In the evening, after yesterday's post, we went out to dinner at Fakhr-El Din, a Lebanese restaurant that had been recommended to us before we left on our trip and then was subsequently recommended by Bashar at the Intercontinental. V had called the hotel from Toronto pre-trip and had had the concierge make a reservation and we were glad that she did, very busy. As an aside we have been trying valiantly to approximate the pronunciation of arabic names and places and I was very pleased at how well I succeeded in telling the taxi attendant where we wanted to go even though mustering the throaty guttural required to pronounce the restaurant's name made me fell as if I was calling him a very robust anglo-saxon epithet.

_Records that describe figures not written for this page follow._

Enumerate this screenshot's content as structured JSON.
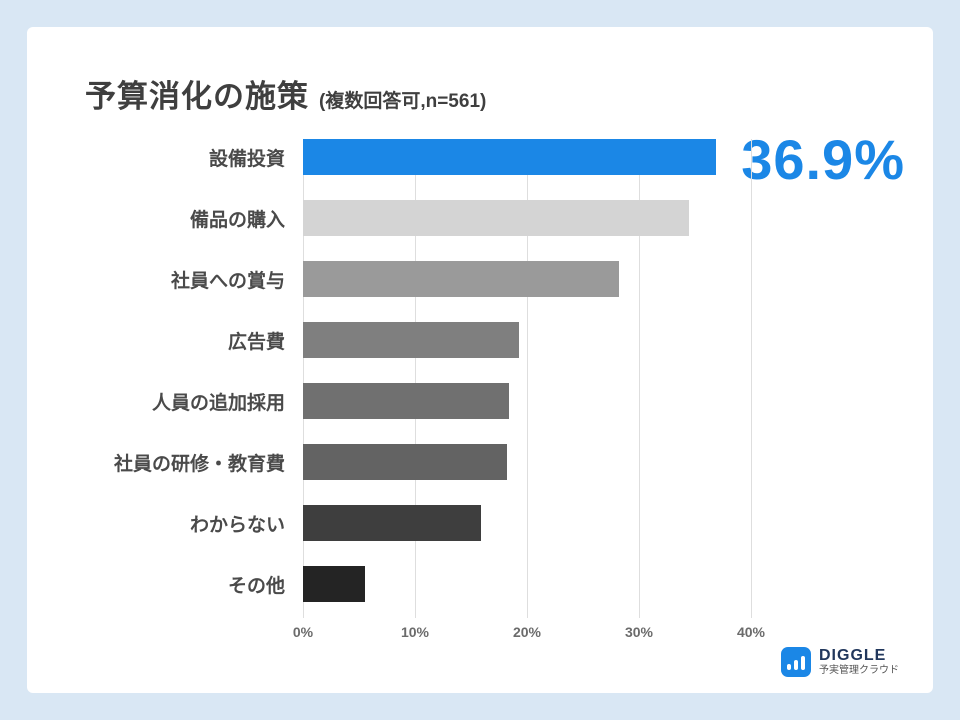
{
  "page": {
    "background_color": "#d9e7f4",
    "card_color": "#ffffff"
  },
  "header": {
    "title": "予算消化の施策",
    "subtitle": "(複数回答可,n=561)"
  },
  "highlight": {
    "value_label": "36.9%",
    "color": "#1b87e6"
  },
  "chart_data": {
    "type": "bar",
    "orientation": "horizontal",
    "title": "予算消化の施策 (複数回答可,n=561)",
    "categories": [
      "設備投資",
      "備品の購入",
      "社員への賞与",
      "広告費",
      "人員の追加採用",
      "社員の研修・教育費",
      "わからない",
      "その他"
    ],
    "values": [
      36.9,
      34.5,
      28.2,
      19.3,
      18.4,
      18.2,
      15.9,
      5.5
    ],
    "bar_colors": [
      "#1b87e6",
      "#d4d4d4",
      "#9a9a9a",
      "#7f7f7f",
      "#707070",
      "#636363",
      "#3e3e3e",
      "#242424"
    ],
    "xlim": [
      0,
      40
    ],
    "x_ticks": [
      0,
      10,
      20,
      30,
      40
    ],
    "x_tick_labels": [
      "0%",
      "10%",
      "20%",
      "30%",
      "40%"
    ],
    "grid": true,
    "xlabel": "",
    "ylabel": "",
    "legend": "none"
  },
  "footer_logo": {
    "brand": "DIGGLE",
    "tagline": "予実管理クラウド",
    "brand_color": "#21375c",
    "icon_color": "#1b87e6"
  }
}
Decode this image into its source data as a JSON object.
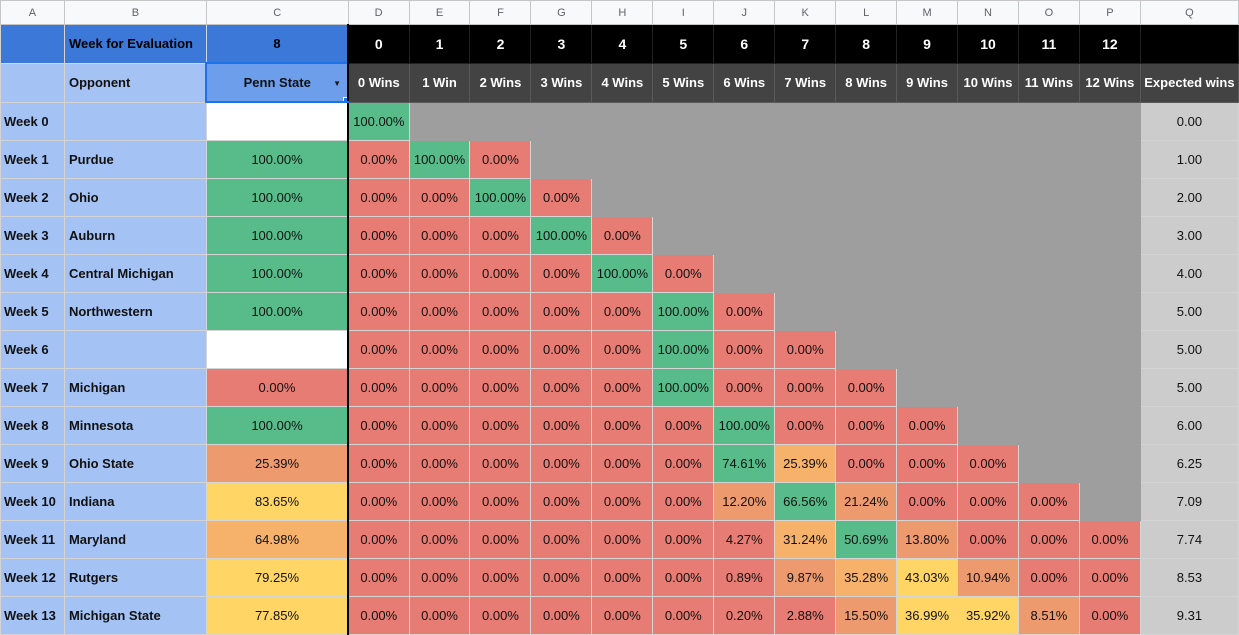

The restaurant was wonderful, very elegant and in the home of a former Prime Minister of Jordan, with indoor dining rooms and an outdoor candle-lit garden where we sat. We arrived at 7:30 and by 8:30 it was packed with locals seeing and being seen. Amman culture appears to be very secular and the tables were filled with larger groups of mixed gender as well as smaller tables of 3 or 4, in some cases all men in others all women, and in others mixed. The table immediately beside ours was made up of a woman with whom we chatted briefly and who turned out to be Egyptian but now living in the US and two local men who were her hosts for the evening and who spoke no english. We have been struggling to find an appropriate drink to have with dinner as the wine is for the most part imported and expensive and beer which while very good, does not appeal for accompanying a meal. Our table neighbour then introduced us to the drink that her table as well as many others was drinking, arak also known in Turkey as raki, in Greece as ouzo and in France as pastis, a semi-sweet licorice-flavouered liquor that turns milky white when mixed with water. Our neighbours sent over to us two glasses and as soon as we tasted it we knew we had come home! Under our neighbour's tutelage we learned the appropriate ratio of water to specify and the way we should ask for it to be prepared, mixed 2 parts water to one part arak in a small glass with a handful of fresh mint leaves and ice. I immediately ordered a quarter bottle, it is quite strong, and consulted with our waiter about the right bottle to order as there were a variety on offer and it seemed to be as important a decision as the right bottle of wine to order with dinner. Our waiter took charge of it when it came, mixed it properly and made sure our glasses were kept filled throughout the evening with fresh mint leaves and cold refreshing arak...

First day in Namibia

Friday was a very, very, very long day. Landed in São Paulo at 10 am and our next connection was at 11:30 pm for our overnight to Jo'burg. I had booked us a day room at the Wyndham Tryp hotel which is in the secured in-transit area of the terminal so that we could get some sleep and have a base for the 14 hour layover without going into the public area of the terminal and so avoid having to deal with passport control and security. Good idea on paper but 14 hours marking time is very slow in reality. Slept for a couple of hours and found that the best way of getting through the day was to concentrate on not looking at my watch until at least a half hour had passed since my last look, a game with a remarkably low engagement factor. I was reminded of a movie made 5 or 6 years ago concerning someone who, for unremembered reasons, lost papers?, could not leave the transit area. Couldn't go back and couldn't go forward, had no accommodation so slept on benches, and simply waited. Don't know who wrote the script but it should have been Beckett. I empathized.

Arrived in Jo'burg in the early afternoon on Saturday, slept for a few hours, took the train into the city and had a really good dinner at The Butcher Shop grill, we both had very rare steaks, lots of fresh vegetables and a gallon or so of a wonderful South African cabernet, the single best prescription for re-kindling the ashes.